Müller tells: ”Then when the rumor spread that I worked for the secret police the workers in the hall would cat-call me. They said I was an agent and whistled and booed me. I found that so hard. Everyone believes it. I can’t tell hundreds of people that it’s not true. Everything had become derailed. The world was somehow upside down. Slander is the worst. Criticism, attacks, you can defend yourself. But slander is the worst. It’s perverse.”
Müller goes on telling about the many times she was beaten and interrogated by the secret police. How she hid poems and early writings. And how she reflects upon that time today: ”For me, reconciliation has religious connotations.
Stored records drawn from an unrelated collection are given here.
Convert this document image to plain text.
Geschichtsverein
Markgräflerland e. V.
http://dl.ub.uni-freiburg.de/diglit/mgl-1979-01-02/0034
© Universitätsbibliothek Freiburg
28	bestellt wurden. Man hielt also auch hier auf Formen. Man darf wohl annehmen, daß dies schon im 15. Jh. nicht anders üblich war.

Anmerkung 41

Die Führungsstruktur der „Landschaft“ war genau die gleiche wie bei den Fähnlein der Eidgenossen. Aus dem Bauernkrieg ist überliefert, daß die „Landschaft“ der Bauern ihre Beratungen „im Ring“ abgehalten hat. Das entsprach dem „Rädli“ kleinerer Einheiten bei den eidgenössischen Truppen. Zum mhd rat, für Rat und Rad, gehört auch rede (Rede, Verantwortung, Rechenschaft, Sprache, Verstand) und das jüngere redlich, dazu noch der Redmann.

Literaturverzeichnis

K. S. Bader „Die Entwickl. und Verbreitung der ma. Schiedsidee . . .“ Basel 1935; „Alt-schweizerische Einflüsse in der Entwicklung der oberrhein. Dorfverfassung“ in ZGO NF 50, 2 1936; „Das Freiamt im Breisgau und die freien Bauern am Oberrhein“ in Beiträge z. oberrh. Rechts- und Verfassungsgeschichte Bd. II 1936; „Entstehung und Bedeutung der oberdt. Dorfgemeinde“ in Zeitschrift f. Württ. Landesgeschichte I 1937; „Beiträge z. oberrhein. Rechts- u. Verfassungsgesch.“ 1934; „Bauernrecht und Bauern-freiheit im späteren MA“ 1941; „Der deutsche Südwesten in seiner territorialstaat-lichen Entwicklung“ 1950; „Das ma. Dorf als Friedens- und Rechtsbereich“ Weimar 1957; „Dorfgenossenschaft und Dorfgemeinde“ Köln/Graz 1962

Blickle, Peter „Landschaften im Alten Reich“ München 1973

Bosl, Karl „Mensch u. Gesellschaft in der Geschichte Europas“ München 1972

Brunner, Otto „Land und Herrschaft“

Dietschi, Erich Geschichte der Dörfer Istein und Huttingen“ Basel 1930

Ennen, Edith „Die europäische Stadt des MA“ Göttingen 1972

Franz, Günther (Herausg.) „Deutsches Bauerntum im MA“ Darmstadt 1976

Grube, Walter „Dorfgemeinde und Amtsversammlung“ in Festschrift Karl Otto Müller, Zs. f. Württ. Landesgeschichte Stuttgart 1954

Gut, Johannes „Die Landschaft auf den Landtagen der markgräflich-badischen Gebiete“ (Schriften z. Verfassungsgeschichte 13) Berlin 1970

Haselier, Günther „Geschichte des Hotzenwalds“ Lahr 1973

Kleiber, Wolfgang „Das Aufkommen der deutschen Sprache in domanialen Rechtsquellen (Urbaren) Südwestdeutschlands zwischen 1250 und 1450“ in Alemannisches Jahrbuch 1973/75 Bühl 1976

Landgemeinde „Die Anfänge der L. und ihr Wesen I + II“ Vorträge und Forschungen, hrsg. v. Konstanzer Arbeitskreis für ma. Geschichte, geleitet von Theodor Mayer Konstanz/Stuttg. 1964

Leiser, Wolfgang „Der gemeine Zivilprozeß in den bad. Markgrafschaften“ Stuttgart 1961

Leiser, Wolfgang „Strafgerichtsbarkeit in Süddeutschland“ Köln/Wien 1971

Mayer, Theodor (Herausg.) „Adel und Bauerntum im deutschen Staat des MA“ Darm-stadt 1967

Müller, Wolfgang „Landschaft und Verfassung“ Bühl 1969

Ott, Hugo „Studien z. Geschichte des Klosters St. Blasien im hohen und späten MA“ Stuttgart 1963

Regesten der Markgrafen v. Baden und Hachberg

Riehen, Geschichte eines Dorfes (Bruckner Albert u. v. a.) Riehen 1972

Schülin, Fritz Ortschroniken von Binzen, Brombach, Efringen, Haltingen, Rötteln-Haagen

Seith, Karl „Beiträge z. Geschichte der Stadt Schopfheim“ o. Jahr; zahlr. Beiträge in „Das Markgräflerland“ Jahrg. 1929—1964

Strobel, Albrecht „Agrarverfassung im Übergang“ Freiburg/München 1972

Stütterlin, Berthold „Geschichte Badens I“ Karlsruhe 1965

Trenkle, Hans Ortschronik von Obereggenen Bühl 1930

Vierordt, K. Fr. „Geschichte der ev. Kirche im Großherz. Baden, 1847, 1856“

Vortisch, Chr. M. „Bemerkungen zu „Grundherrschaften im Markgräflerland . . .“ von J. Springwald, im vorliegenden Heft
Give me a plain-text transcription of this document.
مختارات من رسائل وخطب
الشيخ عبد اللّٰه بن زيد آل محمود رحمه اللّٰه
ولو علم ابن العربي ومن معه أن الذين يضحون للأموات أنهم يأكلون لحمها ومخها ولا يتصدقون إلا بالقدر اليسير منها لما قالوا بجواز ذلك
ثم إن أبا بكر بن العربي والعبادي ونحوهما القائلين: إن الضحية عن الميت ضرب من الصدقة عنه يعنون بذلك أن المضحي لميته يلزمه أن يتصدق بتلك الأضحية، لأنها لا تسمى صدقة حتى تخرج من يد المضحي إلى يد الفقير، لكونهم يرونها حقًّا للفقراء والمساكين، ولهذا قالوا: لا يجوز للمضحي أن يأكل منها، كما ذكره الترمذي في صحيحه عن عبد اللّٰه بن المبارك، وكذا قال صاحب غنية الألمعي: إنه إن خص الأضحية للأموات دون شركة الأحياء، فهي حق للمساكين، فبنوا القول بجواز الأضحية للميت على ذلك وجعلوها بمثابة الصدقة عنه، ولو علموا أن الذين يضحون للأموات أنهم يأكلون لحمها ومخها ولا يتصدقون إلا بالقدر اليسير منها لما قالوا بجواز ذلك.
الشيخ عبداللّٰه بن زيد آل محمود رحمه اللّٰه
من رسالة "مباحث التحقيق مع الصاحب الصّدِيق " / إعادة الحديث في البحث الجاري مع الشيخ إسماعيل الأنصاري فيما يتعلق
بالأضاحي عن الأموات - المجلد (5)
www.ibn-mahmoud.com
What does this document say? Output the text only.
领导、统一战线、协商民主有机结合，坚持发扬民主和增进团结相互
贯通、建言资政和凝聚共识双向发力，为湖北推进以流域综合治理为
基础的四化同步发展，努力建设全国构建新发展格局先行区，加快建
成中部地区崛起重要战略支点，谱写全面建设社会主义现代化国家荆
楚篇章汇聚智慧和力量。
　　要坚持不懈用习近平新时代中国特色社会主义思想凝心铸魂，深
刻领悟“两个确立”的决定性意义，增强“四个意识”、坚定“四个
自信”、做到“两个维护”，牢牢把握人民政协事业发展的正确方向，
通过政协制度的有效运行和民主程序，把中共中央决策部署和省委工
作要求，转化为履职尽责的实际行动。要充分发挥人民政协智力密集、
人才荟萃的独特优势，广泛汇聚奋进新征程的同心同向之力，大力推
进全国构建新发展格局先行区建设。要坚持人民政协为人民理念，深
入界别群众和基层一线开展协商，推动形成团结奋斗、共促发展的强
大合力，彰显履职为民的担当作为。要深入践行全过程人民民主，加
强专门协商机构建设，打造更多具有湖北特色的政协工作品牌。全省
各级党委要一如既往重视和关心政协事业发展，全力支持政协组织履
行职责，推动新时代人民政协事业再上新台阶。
I don’t know what it means either. It can’t be forgotten. You need two sides for any reconciliation. I would need someone to do that with. One of the people who put me through that. Firstly, it’s not a person, it’s a state, a regime. How can I reconcile with a regime? It’s a huge machine. They represented power and were more than just people. They were also institutions. Each person was the dictatorship itself. He embodied and represented it.”
Müller continues: ”They never said that they were sorry. Not one of them has ever said sorry to me for anything. I wouldn’t know what to do. I’d have to ask: ’Comrade, who killed my friend Roland Kirsch?’ Would he give me an answer? I doubt it. And my dead friends? After everything I know, and that they won’t come back. They were great people. I loved them. They were young. They wanted to live. They did nothing. They were decent. The criminals are still here today. I want nothing to do with them. I know too much.”
Herta Müller (b. 1953) is a German-Romanian novelist, poet and essayist. In 2009 she received the Nobel Prize in Literature. Born in the small village of Nitchidorf in Romania, her native language is German. Müller is noted for her works depicting the effects of violence, cruelty and terror, usually in the setting of Communist Romania under the repressive Nicolae Ceausescu regime which she has experienced herself. Her much acclaimed 2009 novel The Hunger Angel (Atemschaukel) portrays the deportation of Romania’s German minority to Stalinist Gulags during the Soviet occupation of Romania. On October 8th, 2009, the Swedish Academy announced that she had been awarded the Nobel Prize in Literature, describing her as a woman “who, with the concentration of poetry and the frankness of prose, depicts the landscape of the dispossessed.”
Herta Müller was interviewed by Danish writer and journalist Niels Barfoed at the Louisiana Literature festival 2014.